Management Buy-Ins (‘MBIs’) are a technique used to provide fresh capital and a high-calibre management team to an existing business. MBIs differ from MBOs (‘Management Buy-Outs’) in that the management team is new and being recruited externally. MBOs on the other hand, use fresh capital from new investors to support some members of existing management to buy out the other management staff & existing investors, whilst allowing the remaining management to continue to run the business.

How does it work?

MBIs usually work well when a high-profile and highly capable management team is put together by the individuals who intend to take on the key roles of Chairman and CEO. Given MBIs tend to require a large amount of capital, the new management team usually look to private equity houses to raise the large sums required to do the deal. The private equity investors can then benefit from putting capital to work and backing a top-drawer management team.

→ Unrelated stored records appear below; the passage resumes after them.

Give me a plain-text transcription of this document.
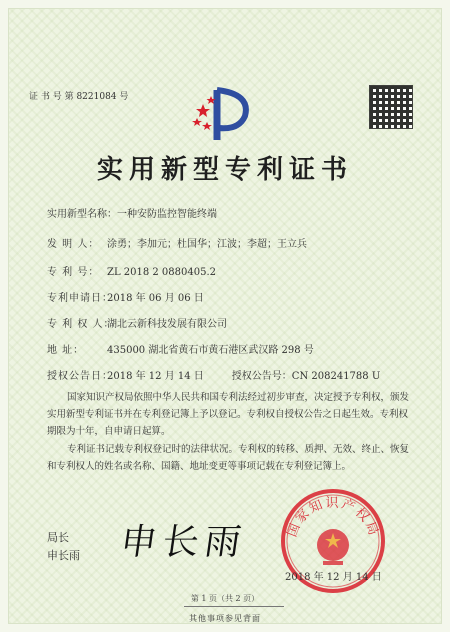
证 书 号 第 8221084 号
实用新型专利证书
实用新型名称：一种安防监控智能终端
发 明 人： 涂勇；李加元；杜国华；江波；李超；王立兵
专 利 号： ZL 2018 2 0880405.2
专利申请日：2018 年 06 月 06 日
专 利 权 人：湖北云新科技发展有限公司
地 址： 435000 湖北省黄石市黄石港区武汉路 298 号
授权公告日：2018 年 12 月 14 日	授权公告号：CN 208241788 U
国家知识产权局依照中华人民共和国专利法经过初步审查，决定授予专利权，颁发实用新型专利证书并在专利登记簿上予以登记。专利权自授权公告之日起生效。专利权期限为十年，自申请日起算。
专利证书记载专利权登记时的法律状况。专利权的转移、质押、无效、终止、恢复和专利权人的姓名或名称、国籍、地址变更等事项记载在专利登记簿上。
局长
申长雨 申长雨	国家知识产权局
2018 年 12 月 14 日
第 1 页（共 2 页）
其他事项参见背面
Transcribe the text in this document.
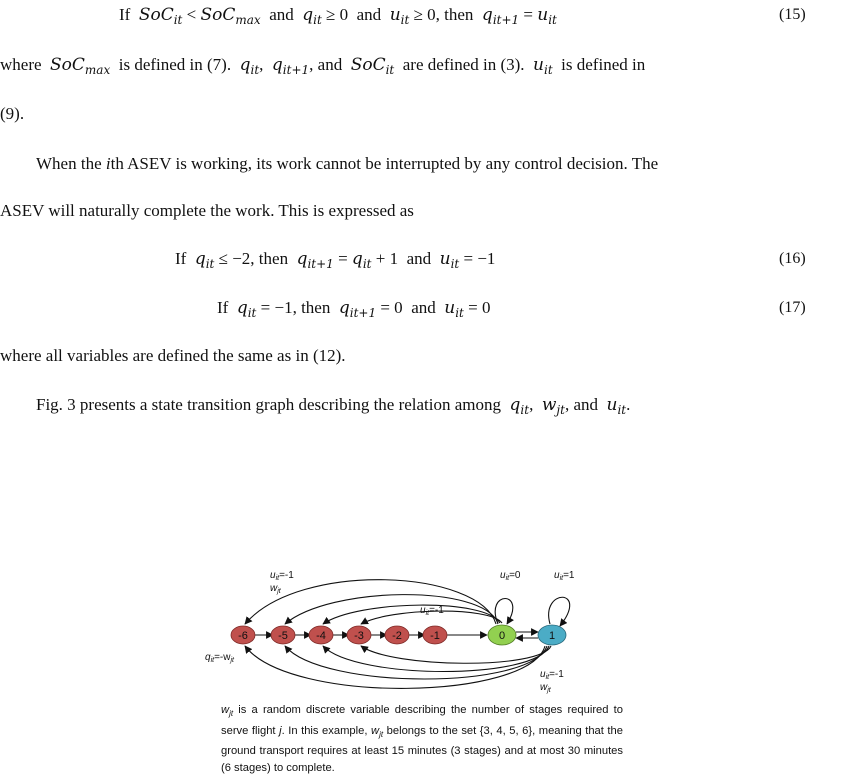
If SoC$_{it}$ < SoC$_{max}$ and $q_{it} \ge 0$ and $u_{it} \ge 0$, then $q_{it+1} = u_{it}$	(15)
where SoC$_{max}$ is defined in (7). $q_{it}$,  $q_{it+1}$, and SoC$_{it}$ are defined in (3). $u_{it}$ is defined in
(9).
When the ith ASEV is working, its work cannot be interrupted by any control decision. The
ASEV will naturally complete the work. This is expressed as
If $q_{it} \le -2$, then $q_{it+1} = q_{it} + 1$ and $u_{it} = -1$	(16)
If $q_{it} = -1$, then $q_{it+1} = 0$ and $u_{it} = 0$	(17)
where all variables are defined the same as in (12).
Fig. 3 presents a state transition graph describing the relation among $q_{it}$, $w_{jt}$, and $u_{it}$.
-6	-5	-4	-3	-2	-1	0	1
$u_{it}=-1$
$w_{jt}$
$u_{it}=-1$
$u_{it}=0$	$u_{it}=1$
$q_{it}=-w_{jt}$
$u_{it}=-1$
$w_{jt}$
$w_{jt}$ is a random discrete variable describing the number of stages required to serve flight j. In this example, $w_{jt}$ belongs to the set {3, 4, 5, 6}, meaning that the ground transport requires at least 15 minutes (3 stages) and at most 30 minutes (6 stages) to complete.
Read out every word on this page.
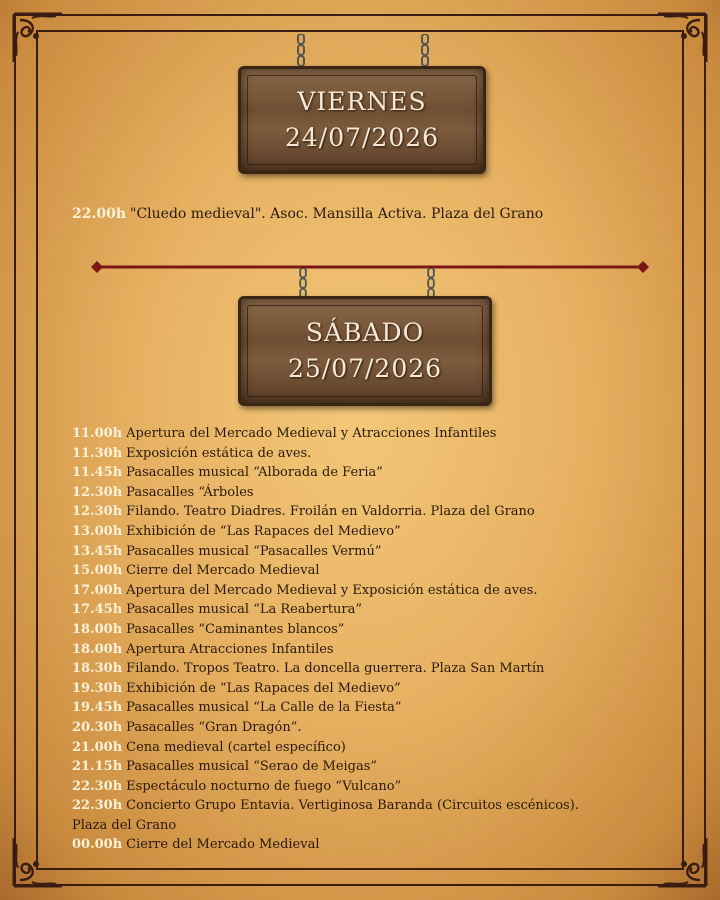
VIERNES
24/07/2026
22.00h "Cluedo medieval". Asoc. Mansilla Activa. Plaza del Grano
SÁBADO
25/07/2026
11.00h Apertura del Mercado Medieval y Atracciones Infantiles
11.30h Exposición estática de aves.
11.45h Pasacalles musical “Alborada de Feria”
12.30h Pasacalles “Árboles
12.30h Filando. Teatro Diadres. Froilán en Valdorria. Plaza del Grano
13.00h Exhibición de “Las Rapaces del Medievo”
13.45h Pasacalles musical “Pasacalles Vermú”
15.00h Cierre del Mercado Medieval
17.00h Apertura del Mercado Medieval y Exposición estática de aves.
17.45h Pasacalles musical “La Reabertura”
18.00h Pasacalles “Caminantes blancos”
18.00h Apertura Atracciones Infantiles
18.30h Filando. Tropos Teatro. La doncella guerrera. Plaza San Martín
19.30h Exhibición de “Las Rapaces del Medievo”
19.45h Pasacalles musical “La Calle de la Fiesta”
20.30h Pasacalles “Gran Dragón”.
21.00h Cena medieval (cartel específico)
21.15h Pasacalles musical “Serao de Meigas”
22.30h Espectáculo nocturno de fuego “Vulcano”
22.30h Concierto Grupo Entavia. Vertiginosa Baranda (Circuitos escénicos).
Plaza del Grano
00.00h Cierre del Mercado Medieval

MBIs allow high-calibre management to ‘buy into’ an existing business /platform and make changes that they believe will increase shareholder value over time. In theory, it more closely aligns shareholders and management as the latter usually has a sizeable stake in the business.

Recent notable examples

In the (re)insurance sector, Ed Noonan (formerly CEO of Validus Holdings which was sold to AIG in 2019) and Jeff Consolino (formerly of American Financial Group) partnered with several private equity investors to raise $610m and perform a MBI of StarStone US Holdings, a specialty P&C franchise. Noonan and Consolino will take over the role of Chairman and CEO of the StarStone business respectively.


6. The Special Purpose Acquisition Company (‘SPACs’)

What is it?

Special Purpose Acquisition Companies (‘SPACs’) have become all the rage over the last 12 months, despite being around for decades. SPACs or ‘blank cheque’ companies as they are more colloquially known are a vehicle used to take private companies of a sufficient size & scale to the public markets, without going through the traditional & long-winded initial public offering (IPO) process.

How does it work?

SPACs are formed by ‘sponsors’, usually hedge fund or private equity companies with sufficient clout and experience with large scale investors. The SPACs are formed and then investors place funds (usually hundreds of millions or billions of $$) within the SPAC which is listed as a shell company on the public market. Much like a stock of a regular public company, the SPAC is a tradeable security on the markets with a trading price that can be bought and sold.

The SPAC usually has a 2-year shelf life with which to merge with an existing private company. The effect of the merger is to take the private company ‘public’ without the need to initiate an IPO. IPOs are commonly seen to be fraught with danger with management time spent preparing for the IPO rather than focusing on the business & risk the target price not being achieved given volatility. The SPAC takes control back from the public investors into the hands of the sponsor and original investors. If the SPAC cannot find an acquisition target within the 2-year timeframe, then it is unwound, de-listed and the funds are returned to investors.

Recent notable examples

Whilst the insurance industry is yet to see any noticeable SPAC movements, other industries have seen a number of blockbuster, headline-grabbing deals. Richard Branson’s private commercial spaceflight company, Virgin Galactic, merged with Social Capital’s SPAC (‘Hedosophia Holdings II’) led by ex-Facebook executive and prominent Silicon Valley investor, Chamath Palihapitiya in summer 2019. Virgin Galactic’s public valuation at time of writing was $5.1bn.

A number of others have recently launched including by famed hedge fund manager, Bill Ackman, amongst others.

I wouldn’t rule out some smart players in the (re)insurance arena using SPACs to similar effect.